Burada özellikle birkaç kişiye ayrıca parantez açmak istiyorum. Aybars Kıyak bey, Aydın Bulut bey, Hüsnü Demirkan bey, Ozan Haskaraca bey ve tabii ki telefon görüşmemizden sonra beni ağlatan, firmamı kurarken bile kendisinden çok feyz aldığım, sektörün duayen ismi Ünal Soysal beye ve firması PETROYAĞ’a ayrıca teşekkür ediyorum. Ünal bey öyle güzel şeyler söyleyip bize öyle güç verdi ki inanın kelimelerle anlatamam.
Depremin yaralarının sarılması sürecinde hangi noktadayız? Bir iş insanı olarak sorunlarınızdan ve ihtiyaçlarınızdan bahseder misiniz?
Devletimiz, yerel yönetimler, özel sektör ve STK’lar yardımlarına devam etse de 11 ile yetişmek hiç kolay değil ve yetersiz kalıyor.

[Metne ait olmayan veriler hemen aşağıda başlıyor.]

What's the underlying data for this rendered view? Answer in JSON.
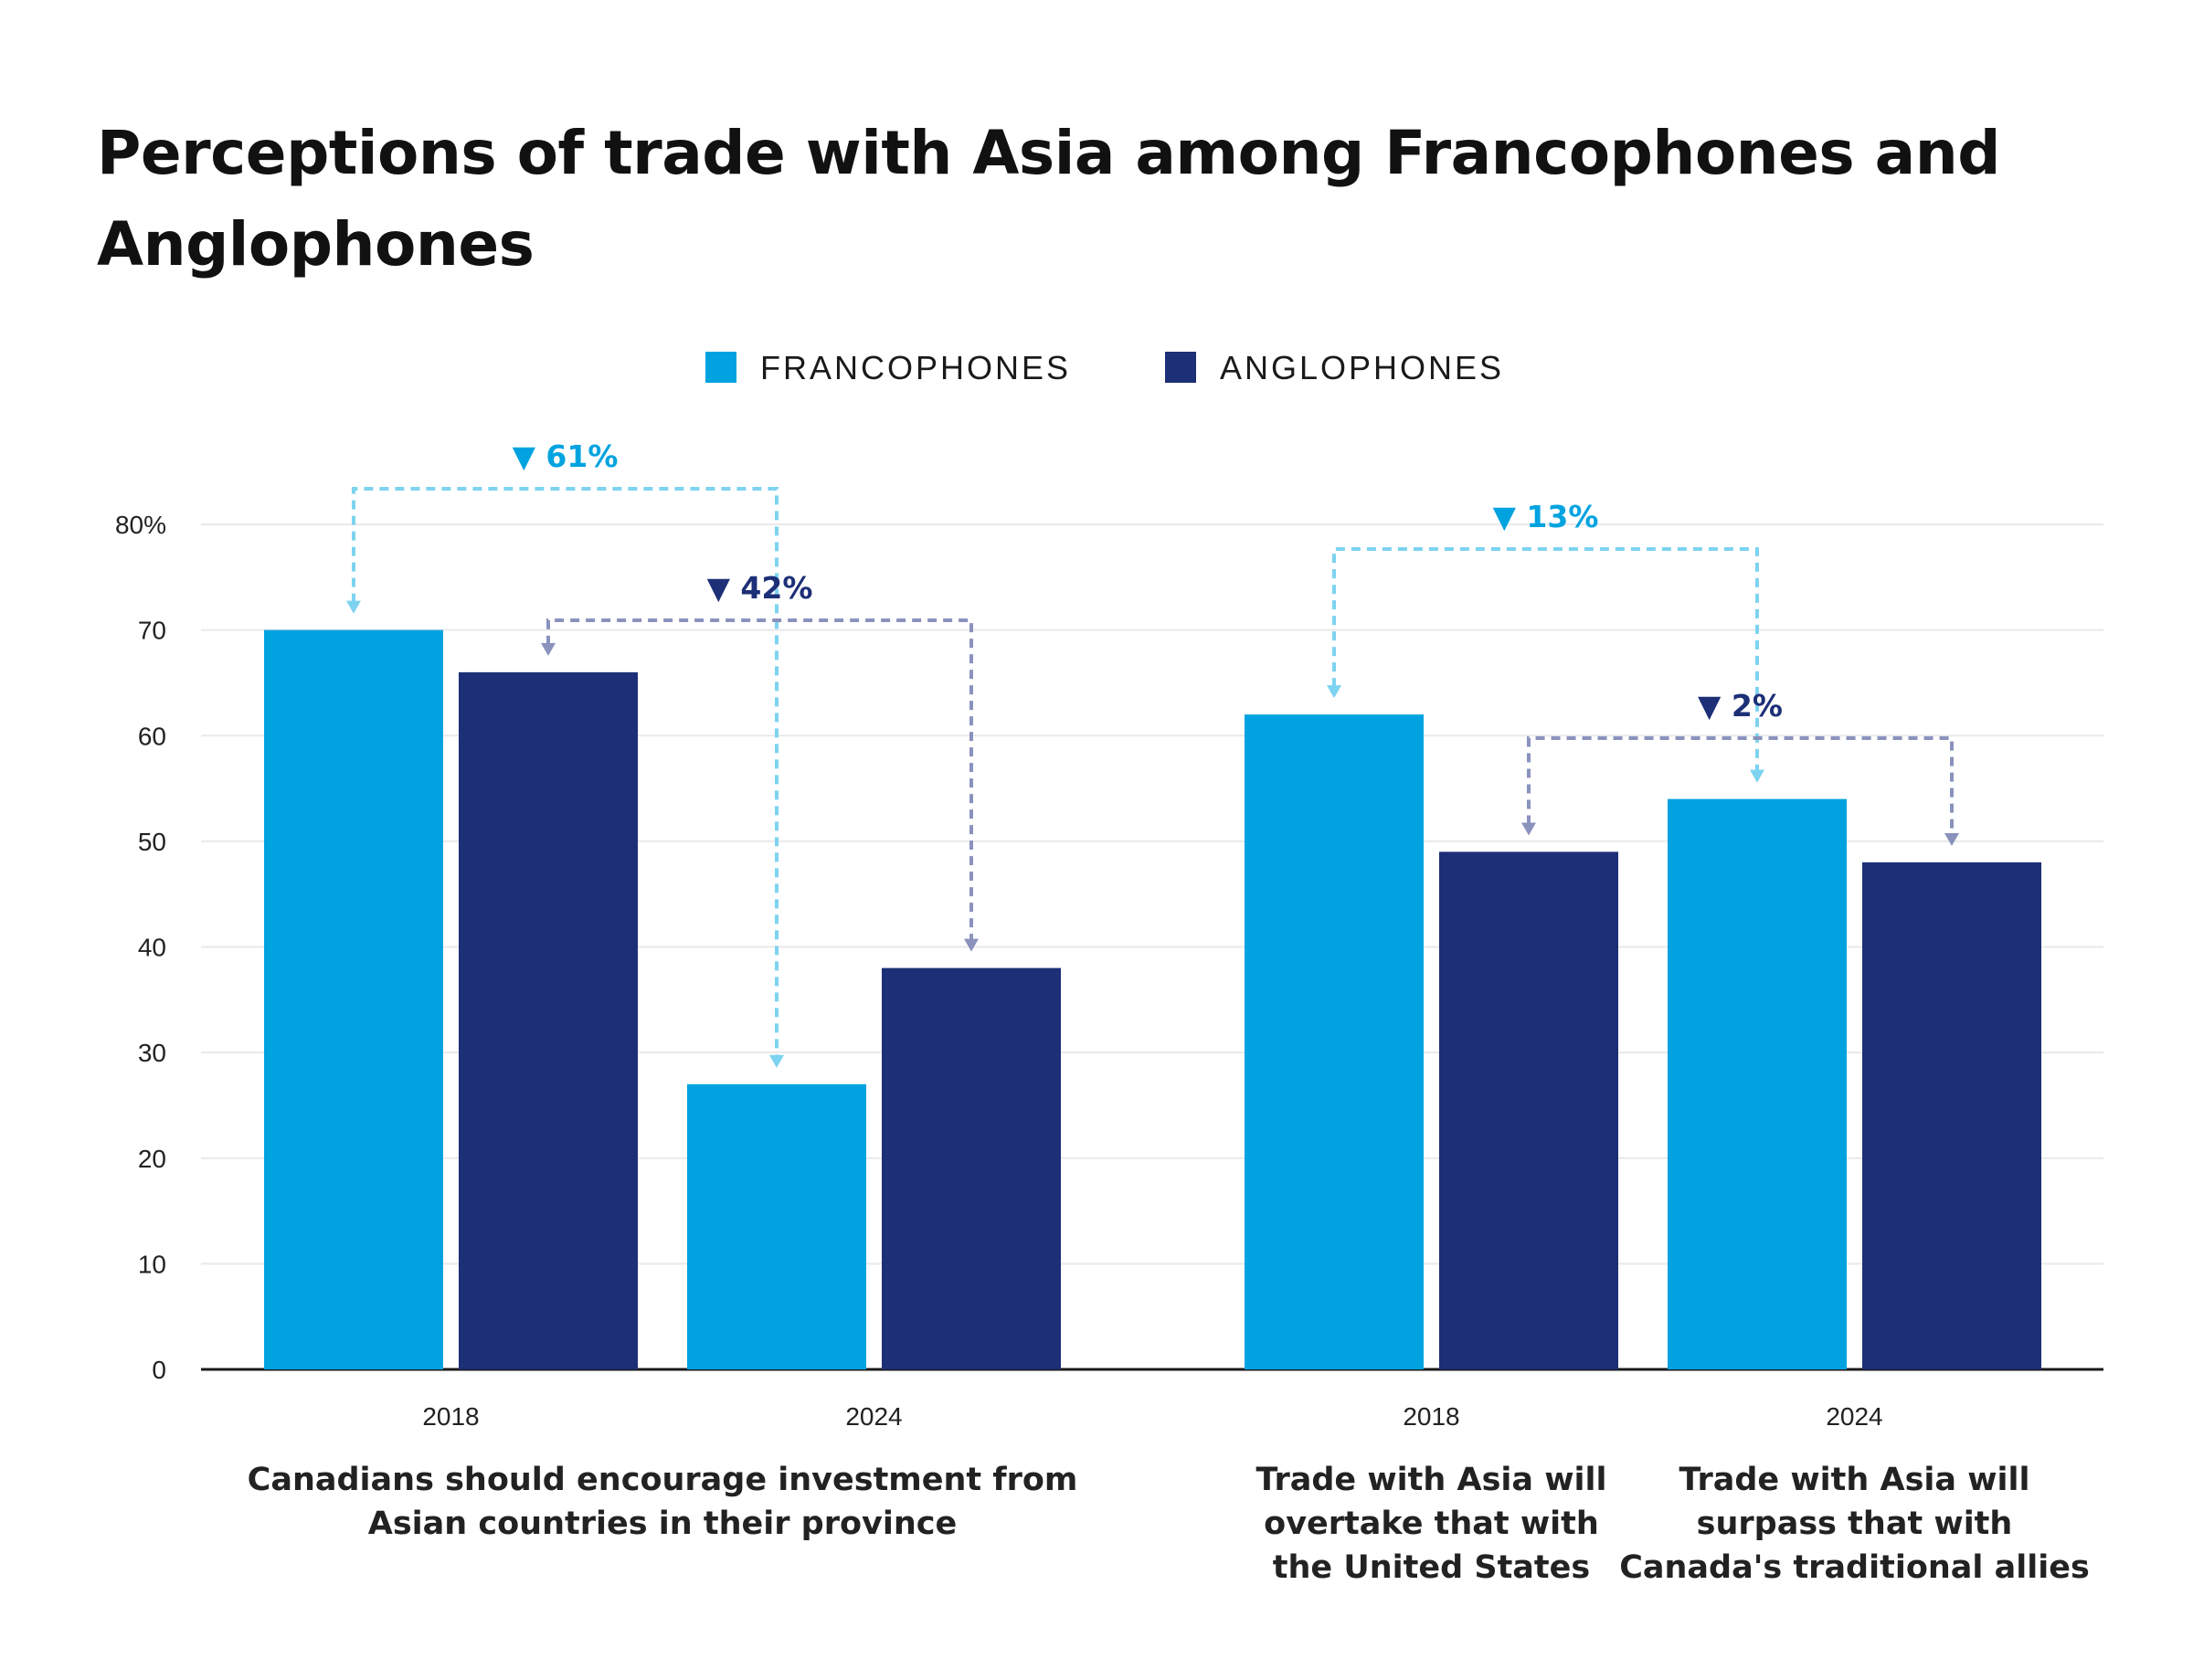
{
  "chart_data": {
    "type": "bar",
    "title": "Perceptions of trade with Asia among Francophones and Anglophones",
    "ylim": [
      0,
      80
    ],
    "yticks": [
      "0",
      "10",
      "20",
      "30",
      "40",
      "50",
      "60",
      "70",
      "80%"
    ],
    "grid": true,
    "legend_position": "top-center",
    "series": [
      {
        "name": "FRANCOPHONES",
        "color": "#00a3e0"
      },
      {
        "name": "ANGLOPHONES",
        "color": "#1c2f77"
      }
    ],
    "groups": [
      {
        "label_lines": [
          "Canadians should encourage investment from",
          "Asian countries in their province"
        ],
        "subgroups": [
          {
            "year": "2018",
            "values": [
              70,
              66
            ]
          },
          {
            "year": "2024",
            "values": [
              27,
              38
            ]
          }
        ]
      },
      {
        "label_lines": [
          "Trade with Asia will",
          "overtake that with",
          "the United States"
        ],
        "subgroups": [
          {
            "year": "2018",
            "values": [
              62,
              49
            ]
          }
        ]
      },
      {
        "label_lines": [
          "Trade with Asia will",
          "surpass that with",
          "Canada's traditional allies"
        ],
        "subgroups": [
          {
            "year": "2024",
            "values": [
              54,
              48
            ]
          }
        ]
      }
    ],
    "annotations": [
      {
        "text": "▼ 61%",
        "series": 0,
        "from": [
          0,
          0
        ],
        "to": [
          0,
          1
        ],
        "color": "#00a3e0",
        "line_color": "#7dd3f0"
      },
      {
        "text": "▼ 42%",
        "series": 1,
        "from": [
          0,
          0
        ],
        "to": [
          0,
          1
        ],
        "color": "#1c2f77",
        "line_color": "#8a92bd"
      },
      {
        "text": "▼ 13%",
        "series": 0,
        "from": [
          1,
          0
        ],
        "to": [
          2,
          0
        ],
        "color": "#00a3e0",
        "line_color": "#7dd3f0"
      },
      {
        "text": "▼ 2%",
        "series": 1,
        "from": [
          1,
          0
        ],
        "to": [
          2,
          0
        ],
        "color": "#1c2f77",
        "line_color": "#8a92bd"
      }
    ]
  }
}
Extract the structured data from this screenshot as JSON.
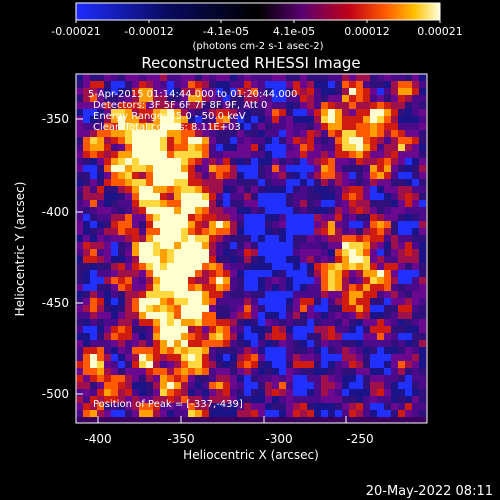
{
  "colorbar": {
    "tick_labels": [
      "-0.00021",
      "-0.00012",
      "-4.1e-05",
      "4.1e-05",
      "0.00012",
      "0.00021"
    ],
    "unit_label": "(photons cm-2 s-1 asec-2)"
  },
  "image": {
    "title": "Reconstructed RHESSI Image",
    "info": {
      "time_range": "5-Apr-2015 01:14:44.000 to 01:20:44.000",
      "detectors": "Detectors: 3F 5F 6F 7F 8F 9F, Att 0",
      "energy_range": "Energy Range: 25.0 - 50.0 keV",
      "clean_counts": "Clean     Total counts: 8.11E+03"
    },
    "peak_position": "Position of Peak = [-337,-439]",
    "x_axis_label": "Heliocentric X (arcsec)",
    "y_axis_label": "Heliocentric Y (arcsec)",
    "x_ticks": [
      "-400",
      "-350",
      "-300",
      "-250"
    ],
    "y_ticks": [
      "-350",
      "-400",
      "-450",
      "-500"
    ]
  },
  "footer": {
    "timestamp": "20-May-2022 08:11"
  },
  "colors": {
    "background": "#000000",
    "text": "#ffffff",
    "colormap": [
      "#1f2cff",
      "#0a0a60",
      "#000000",
      "#5a0070",
      "#c00018",
      "#ff5a00",
      "#ffc000",
      "#ffffe0"
    ]
  }
}
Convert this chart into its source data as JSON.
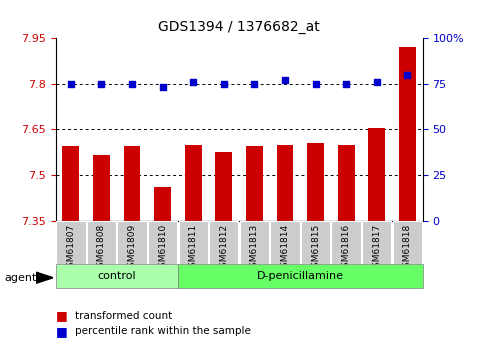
{
  "title": "GDS1394 / 1376682_at",
  "categories": [
    "GSM61807",
    "GSM61808",
    "GSM61809",
    "GSM61810",
    "GSM61811",
    "GSM61812",
    "GSM61813",
    "GSM61814",
    "GSM61815",
    "GSM61816",
    "GSM61817",
    "GSM61818"
  ],
  "bar_values": [
    7.595,
    7.565,
    7.595,
    7.46,
    7.6,
    7.575,
    7.595,
    7.6,
    7.605,
    7.6,
    7.655,
    7.92
  ],
  "dot_values": [
    75,
    75,
    75,
    73,
    76,
    75,
    75,
    77,
    75,
    75,
    76,
    80
  ],
  "bar_bottom": 7.35,
  "bar_color": "#cc0000",
  "dot_color": "#0000cc",
  "ylim_left": [
    7.35,
    7.95
  ],
  "ylim_right": [
    0,
    100
  ],
  "yticks_left": [
    7.35,
    7.5,
    7.65,
    7.8,
    7.95
  ],
  "ytick_labels_left": [
    "7.35",
    "7.5",
    "7.65",
    "7.8",
    "7.95"
  ],
  "yticks_right": [
    0,
    25,
    50,
    75,
    100
  ],
  "ytick_labels_right": [
    "0",
    "25",
    "50",
    "75",
    "100%"
  ],
  "grid_values": [
    7.5,
    7.65,
    7.8
  ],
  "control_count": 4,
  "control_label": "control",
  "treatment_label": "D-penicillamine",
  "agent_label": "agent",
  "legend_bar_label": "transformed count",
  "legend_dot_label": "percentile rank within the sample",
  "bg_color_control": "#aaffaa",
  "bg_color_treatment": "#66ff66",
  "tick_bg_color": "#cccccc",
  "bar_width": 0.55
}
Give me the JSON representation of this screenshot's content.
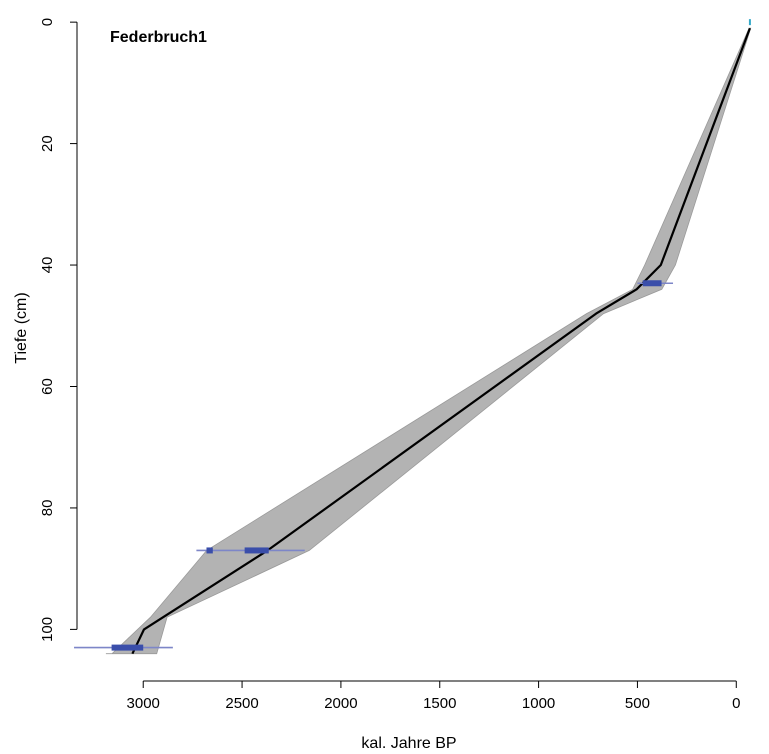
{
  "chart_data": {
    "type": "line",
    "title": "Federbruch1",
    "xlabel": "kal. Jahre BP",
    "ylabel": "Tiefe (cm)",
    "x_reversed": true,
    "y_reversed": true,
    "xlim": [
      3335,
      -120
    ],
    "ylim": [
      -2,
      108.5
    ],
    "x_ticks": [
      3000,
      2500,
      2000,
      1500,
      1000,
      500,
      0
    ],
    "y_ticks": [
      0,
      20,
      40,
      60,
      80,
      100
    ],
    "grid": false,
    "colors": {
      "median_line": "#000000",
      "uncertainty_band": "#b3b3b3",
      "dated_level_bar": "#3a4eaa",
      "calibration_range": "#7d86c8",
      "surface_marker": "#35a9c9"
    },
    "series": [
      {
        "name": "",
        "x": [
          -69,
          382,
          504,
          709,
          2371,
          2996,
          3055
        ],
        "y": [
          1,
          40,
          44,
          48,
          87,
          100,
          104
        ]
      }
    ],
    "uncertainty_band": {
      "upper_x": [
        -73,
        308,
        377,
        671,
        2160,
        2879,
        2932,
        2999
      ],
      "lower_x": [
        -65,
        463,
        524,
        757,
        2679,
        2963,
        3158,
        3189
      ],
      "y": [
        1,
        40,
        44,
        48,
        87,
        98,
        104,
        104
      ]
    },
    "dated_levels": [
      {
        "depth": 43,
        "calibrated_ranges": [
          [
            320,
            500
          ]
        ],
        "high_probability": [
          [
            378,
            473
          ]
        ]
      },
      {
        "depth": 87,
        "calibrated_ranges": [
          [
            2183,
            2731
          ]
        ],
        "high_probability": [
          [
            2648,
            2680
          ],
          [
            2365,
            2487
          ]
        ]
      },
      {
        "depth": 103,
        "calibrated_ranges": [
          [
            2850,
            3350
          ]
        ],
        "high_probability": [
          [
            3000,
            3160
          ]
        ]
      }
    ],
    "surface_marker": {
      "x": -69,
      "y": 0
    }
  }
}
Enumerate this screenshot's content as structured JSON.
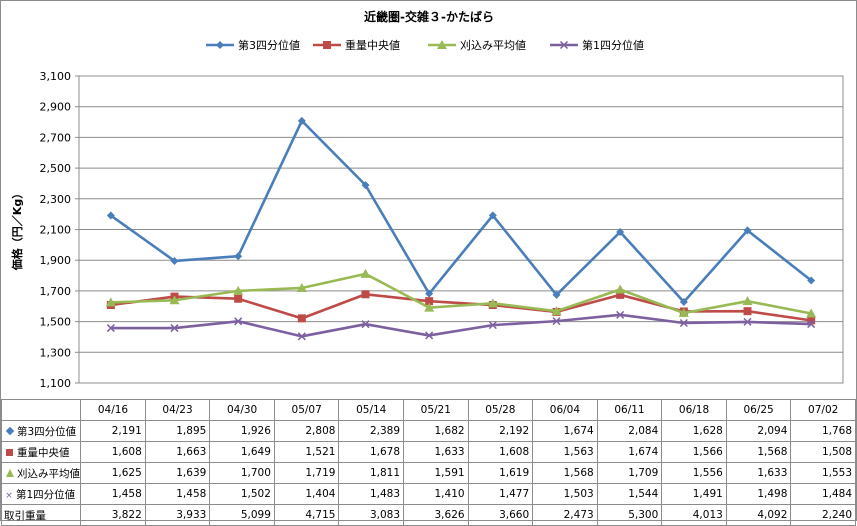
{
  "chart_data": {
    "type": "line",
    "title": "近畿圏-交雑３-かたばら",
    "ylabel": "価格（円／Kg）",
    "xlabel": "",
    "ylim": [
      1100,
      3100
    ],
    "yticks": [
      1100,
      1300,
      1500,
      1700,
      1900,
      2100,
      2300,
      2500,
      2700,
      2900,
      3100
    ],
    "ytick_labels": [
      "1,100",
      "1,300",
      "1,500",
      "1,700",
      "1,900",
      "2,100",
      "2,300",
      "2,500",
      "2,700",
      "2,900",
      "3,100"
    ],
    "grid": "horizontal",
    "legend_position": "top",
    "categories": [
      "04/16",
      "04/23",
      "04/30",
      "05/07",
      "05/14",
      "05/21",
      "05/28",
      "06/04",
      "06/11",
      "06/18",
      "06/25",
      "07/02"
    ],
    "series": [
      {
        "name": "第3四分位値",
        "color": "#4a7ebb",
        "marker": "diamond",
        "values": [
          2191,
          1895,
          1926,
          2808,
          2389,
          1682,
          2192,
          1674,
          2084,
          1628,
          2094,
          1768
        ],
        "labels": [
          "2,191",
          "1,895",
          "1,926",
          "2,808",
          "2,389",
          "1,682",
          "2,192",
          "1,674",
          "2,084",
          "1,628",
          "2,094",
          "1,768"
        ]
      },
      {
        "name": "重量中央値",
        "color": "#be4b48",
        "marker": "square",
        "values": [
          1608,
          1663,
          1649,
          1521,
          1678,
          1633,
          1608,
          1563,
          1674,
          1566,
          1568,
          1508
        ],
        "labels": [
          "1,608",
          "1,663",
          "1,649",
          "1,521",
          "1,678",
          "1,633",
          "1,608",
          "1,563",
          "1,674",
          "1,566",
          "1,568",
          "1,508"
        ]
      },
      {
        "name": "刈込み平均値",
        "color": "#98b954",
        "marker": "triangle",
        "values": [
          1625,
          1639,
          1700,
          1719,
          1811,
          1591,
          1619,
          1568,
          1709,
          1556,
          1633,
          1553
        ],
        "labels": [
          "1,625",
          "1,639",
          "1,700",
          "1,719",
          "1,811",
          "1,591",
          "1,619",
          "1,568",
          "1,709",
          "1,556",
          "1,633",
          "1,553"
        ]
      },
      {
        "name": "第1四分位値",
        "color": "#7d60a0",
        "marker": "x",
        "values": [
          1458,
          1458,
          1502,
          1404,
          1483,
          1410,
          1477,
          1503,
          1544,
          1491,
          1498,
          1484
        ],
        "labels": [
          "1,458",
          "1,458",
          "1,502",
          "1,404",
          "1,483",
          "1,410",
          "1,477",
          "1,503",
          "1,544",
          "1,491",
          "1,498",
          "1,484"
        ]
      }
    ],
    "table_extra_row": {
      "name": "取引重量",
      "values": [
        3822,
        3933,
        5099,
        4715,
        3083,
        3626,
        3660,
        2473,
        5300,
        4013,
        4092,
        2240
      ],
      "labels": [
        "3,822",
        "3,933",
        "5,099",
        "4,715",
        "3,083",
        "3,626",
        "3,660",
        "2,473",
        "5,300",
        "4,013",
        "4,092",
        "2,240"
      ]
    }
  }
}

Özellikle enkaz kaldırılma işi çok yavaş ilerlemekte. Üretici olarak en büyük sıkıntımız çalışanlarımızın psikolojisi. En ufak artçı sarsıntı, yüksek gürültü bile çalışanlarımızın motivasyonunu düşürmeye yetiyor. Diğer bir sorun ise çaresizlik. Çaresizce bakıp sizden bir şey bekleyen çalışanlarınız, aileniz ve yakınlarınız.
Tüm bu olumsuzluklara rağmen işlerimiz artarak devam ediyor. Yaşayacak evlerimiz kalmadı ama o evleri yeniden inşa edebileceğimiz işimiz devam etmekte. Bizi biraz olsun rahatlatan ve deprem felaketinin izlerini hafifleten bu. Yetkililerden talebimiz; işini bizler gibi sağlam, zamanında ve düzgün yapmaları. Sektördeki paydaşlarımıza gelince; daha ne yapsınlar ki? Buradan tüm paydaşlarıma seslenmek istiyorum. Bu deprem bir milat olsun. Vario olarak kapılarımız tüm tedarikçi, müşteri ve paydaşlarımıza açıktır. Tesisimizi kendi tesisleri olarak görebilirler. Her türlü iş yardımı, beklenti ve iş paylaşımına açık olduğumuzu bilmelerini isterim.